May 3, 2021
Tilray CEO eyes looser pot rules, potential big brand partner
Tilray CEO: Plans to lobby US, Canada for better cannabis distribution
With Tilray Inc. finally closing its merger with Aphria Inc. to create the largest cannabis company in Canada, the head of the new company said he plans to turn his attention to lobbying U.S. and Canadian governments to expand access to legal pot products.
Tilray Chief Executive Officer Irwin Simon said that the company, the consummation of a $8.2-billion merger of two of Canada's biggest pot producers, has a target of capturing 30 per cent of the Canadian recreational marijuana market.
Getting there will be a challenge for a company that has roughly 17 per cent share of the market, according to recent data from cannabis retail analysis platform Hifyre. That might require tweaking some of the rules on how cannabis products can be distributed and marketed in Canada, Simon told BNN Bloomberg.
"One of the things I have to try and do in Canada is how do we get, you know, the government to allow us to change the way we can market to consumers," Simon said during a broadcast interview.
"There's lots of lobbying I have to do with the government in Canada to get things changed and there's lobbying we have to do in the U.S. to ultimately to get the SAFE Banking Act on and to get recreational and medical cannabis legalized in the U.S."
Since Canada legalized recreational cannabis in October 2018, many of the country's pot producers have been stymied in how they can market new brands and product categories to so-called “canna-curious” consumers in a market that analysts project could be worth $9 billion in five years.

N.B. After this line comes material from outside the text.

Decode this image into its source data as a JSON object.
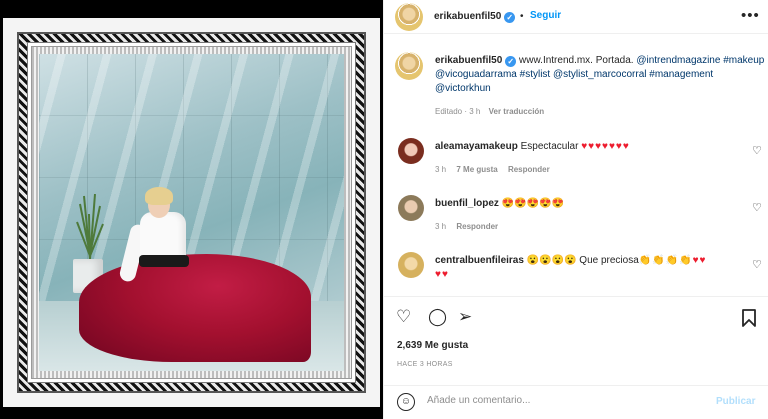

While some companies have turned to social media and age-gated websites for marketing, many brands available in the legal market have failed to resonate with consumers who may still need convincing to transition away from the illicit market, according to a report last year from Brightfield Group, an industry consultancy.
Simon said that he expects revenue in Canada to bounce back from a poor start to the year caused by COVID-19 lockdowns that prevented people from visiting retail stores, a major driver of sales, as well as keeping his own marketing team from being able to promote their products to "budtenders".
"Like other retailers, when you can't get consumers in your stores, when you can't educate consumers about your products, and you can't get your people in the stores to talk to the salespeople that are selling it, it's pretty hard to sell products," Simon said.
Simon remains optimistic about Tilray's opportunities in Europe, with the company already shipping products in new markets like Israel and Portugal, while centralizing its production from a facility in Portugal. The continent, however, is still in the early stages of cannabis legalization, with roughly 10,000 kilograms sold into Germany's medical cannabis market last year.
"We've been shut down there for almost a year and we've still been able to educate consumers and get distribution out there," he said. "The great thing about Europe is there are 600 million people there. It's a big continent that you can sell a lot of product into, and there's a lot of countries to be able to do it."
Simon also expressed interest in a potential partnership with another major consumer-packaged goods company following comments made by Philip Morris International CEO Andre Calantzopoulos last month that the tobacco giant was beginning to look into investing in the cannabis space.
"There's not only the Philip Morris CEO, but I think once legalisation does happen in the U.S., you're going to see multiple consumer-packaged-goods companies looking to get into this industry," Simon said. "If something makes sense, we're going to look at and evaluate all the options and partnerships with a lot of consumer-packaged goods companies."